El manager de los Boston Red Sox, Bill Carrigan, hizo las maletas para Maine al final de la temporada de 1916. Ya había terminado. Para Babe Ruth y el resto del equipo, la postemporada no terminó con el retiro. Terminó con un viaje de caza a New Hampshire. Sus esposas los acompañaron. Fueron unas vacaciones de ganador.
Babe acababa de cobrar su parte de las ganancias de la Serie Mundial. ¿El cheque? $3.780,25. Eso era más que todo su salario anual. Las ganancias de la temporada para el joven lanzador superaron casi los $7,500. Piensa en eso. En esa época se podía comprar un coche nuevo por unos cientos de dólares. Ruth gastó el dinero rápidamente. Compró un terreno de 80 acres en Sudbury, Massachusetts. Estaba a 20 millas de Boston. Él y su esposa Helen la llamaron “Home Plate Farm”.
Debería haber sido el paraíso. No lo fue. Helen pasó años allí. A Ruth le pareció demasiado silencioso. Prefería el ruido del mundo. La diversión no iba a parar. Simplemente no sabía qué tan rápido cambiaría.
Llega el villano
Carrigan no fue el único gran nombre que abandonó Boston. Joe Lannin, el dueño, estaba en problemas. Mal corazón. Molesto por la renuncia de Carrigan. Frustrado por la reacción de los fanáticos por el intercambio de Tris Speaker. El 1 de noviembre anunció la venta del club. ¿El precio? $650.000. ¿Los compradores? Un trío de inversores.
El líder era Harry Frazee. Un productor teatral de Nueva York. Más tarde sería recordado como el mayor villano en la historia de los Medias Rojas. ¿Pero en 1917? Era simplemente un showman encantador.
Frazee había pasado de ser botones en Peoria, Illinois, a ser propietario de dos de los mejores teatros del país. Sabía vender. Convenció a los fanáticos de Boston de que se preocupaba por su equipo. No lo hizo. Su mente siempre estaba en el próximo programa.
Al cabo de cinco años, derribaría el equipo. Trasladó el centro de poder de la Liga Americana de Boston a Nueva York. Los Yankees empezaron a ganar campeonatos. Los Medias Rojas comenzaron a tambalearse cerca del final de la clasificación durante más de una década. Nada de eso sucedió de la noche a la mañana.
Frazee pasó sus primeros meses tratando de convencer a Carrigan de que regresara. También afirmó estar negociando un enorme acuerdo de 60.000 dólares para Walter Johnson. Ambos intentos fracasaron. El acuerdo con Johnson probablemente fue una estafa de relaciones públicas. Los fanáticos se lo comieron de todos modos.
Incluso prometió convertirse en residente de Massachusetts, siempre que pudiera regresar a Nueva York cada víspera de Año Nuevo. El Boston Globe escribió:
“Harry Frazee, al menos, combina experiencia en el juego [con] un amor genuino por él… es un fan ‘desde hace mucho tiempo’, y eso es tranquilizador”.
Nadie vio la trampa.
Ruth obtiene un aumento
A Babe Ruth le gustaba Frazee. O al menos le gustaba la idea de él. El presidente de la Liga Americana, Ban Johnson, advirtió que los salarios tenían que bajar para que la liga sobreviviera. Frazee recortó los sueldos de la mayoría de los ganadores de la Serie Mundial. Casi no ofreció aumentos.
Excepto uno. El salario de Ruth pasó de $3,500 a $5,000. Estaba contento. Se presentó a los entrenamientos de primavera en Hot Springs, Arkansas. Estaba en forma. Helena estaba con él.

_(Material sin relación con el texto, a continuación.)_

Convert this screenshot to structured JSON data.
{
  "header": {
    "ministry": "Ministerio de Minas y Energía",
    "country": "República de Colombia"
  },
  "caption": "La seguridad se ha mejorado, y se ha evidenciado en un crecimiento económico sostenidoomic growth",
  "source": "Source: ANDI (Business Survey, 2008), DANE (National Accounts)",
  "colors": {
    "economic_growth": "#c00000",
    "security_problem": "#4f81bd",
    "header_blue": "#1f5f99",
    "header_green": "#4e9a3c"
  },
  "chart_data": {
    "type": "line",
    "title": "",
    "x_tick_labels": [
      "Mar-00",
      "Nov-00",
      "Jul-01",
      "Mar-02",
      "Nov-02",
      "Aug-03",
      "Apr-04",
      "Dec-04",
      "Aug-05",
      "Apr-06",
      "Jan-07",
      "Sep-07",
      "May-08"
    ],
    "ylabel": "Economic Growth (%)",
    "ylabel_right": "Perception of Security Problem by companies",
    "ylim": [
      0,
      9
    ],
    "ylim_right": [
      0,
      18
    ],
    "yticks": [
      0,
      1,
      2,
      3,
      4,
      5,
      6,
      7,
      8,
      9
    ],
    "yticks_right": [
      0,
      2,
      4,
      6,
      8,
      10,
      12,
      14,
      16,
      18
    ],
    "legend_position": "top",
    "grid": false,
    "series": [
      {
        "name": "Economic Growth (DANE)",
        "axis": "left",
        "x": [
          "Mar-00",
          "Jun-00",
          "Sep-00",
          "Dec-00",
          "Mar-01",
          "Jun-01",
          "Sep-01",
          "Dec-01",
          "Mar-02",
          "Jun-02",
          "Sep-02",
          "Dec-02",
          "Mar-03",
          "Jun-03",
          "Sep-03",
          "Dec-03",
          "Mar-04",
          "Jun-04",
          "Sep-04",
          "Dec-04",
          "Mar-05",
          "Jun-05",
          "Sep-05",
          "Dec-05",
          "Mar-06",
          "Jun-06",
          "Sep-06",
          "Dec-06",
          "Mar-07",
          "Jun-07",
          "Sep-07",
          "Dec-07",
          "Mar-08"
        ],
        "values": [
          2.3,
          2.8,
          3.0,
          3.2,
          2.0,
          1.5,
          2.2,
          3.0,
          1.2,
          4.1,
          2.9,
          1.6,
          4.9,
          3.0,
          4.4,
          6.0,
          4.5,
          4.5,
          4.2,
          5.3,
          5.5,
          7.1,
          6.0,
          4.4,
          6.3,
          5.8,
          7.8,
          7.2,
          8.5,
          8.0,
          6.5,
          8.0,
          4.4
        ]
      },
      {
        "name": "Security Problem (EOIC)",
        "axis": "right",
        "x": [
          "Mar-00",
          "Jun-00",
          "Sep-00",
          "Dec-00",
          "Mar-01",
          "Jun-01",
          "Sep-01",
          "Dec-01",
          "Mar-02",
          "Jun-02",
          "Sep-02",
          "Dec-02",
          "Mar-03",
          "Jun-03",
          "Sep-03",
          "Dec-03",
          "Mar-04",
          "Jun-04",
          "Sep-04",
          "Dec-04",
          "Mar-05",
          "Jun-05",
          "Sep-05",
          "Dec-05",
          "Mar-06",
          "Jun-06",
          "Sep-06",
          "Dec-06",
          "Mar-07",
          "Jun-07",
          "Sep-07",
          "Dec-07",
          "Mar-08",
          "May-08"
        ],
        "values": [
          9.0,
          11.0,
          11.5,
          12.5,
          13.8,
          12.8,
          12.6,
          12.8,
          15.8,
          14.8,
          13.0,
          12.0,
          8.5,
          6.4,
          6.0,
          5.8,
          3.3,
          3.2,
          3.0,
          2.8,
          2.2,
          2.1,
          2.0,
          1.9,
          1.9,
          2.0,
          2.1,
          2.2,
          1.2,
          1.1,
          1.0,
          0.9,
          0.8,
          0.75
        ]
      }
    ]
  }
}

Se sentía como un veterano. Sus compañeros lo aceptaron como una estrella. El campamento bajo el nuevo gerente Jack Barry estaba relajado. Despreocupado. La carcajada de Ruth resonó en las boleras y alrededor de las mesas de póquer.
El mundo real estaba tenso. La amenaza de la Primera Guerra Mundial iba en aumento. Ban Johnson ordenó prácticas de ejercicios. Los jugadores lo ignoraron. Luego, el presidente Woodrow Wilson declaró la guerra a Alemania el 2 de abril. Finalmente, los equipos se lo tomaron en serio. Los peloteros marcharon a tiempo antes del Día Inaugural.
El patriotismo llenó el aire. Babe Ruth blanqueó a los Yankees 10-0 en el primer partido de Boston en el Polo Grounds.
Pero este fue un pico antes de la caída. La infraestructura del equipo se estaba pudriendo de arriba hacia abajo. El dinero se iba a otra parte. El talento estaba siendo intercambiado.
El futuro de Ruth tuvo altibajos. El ascenso fue real. Se acercaba la caída.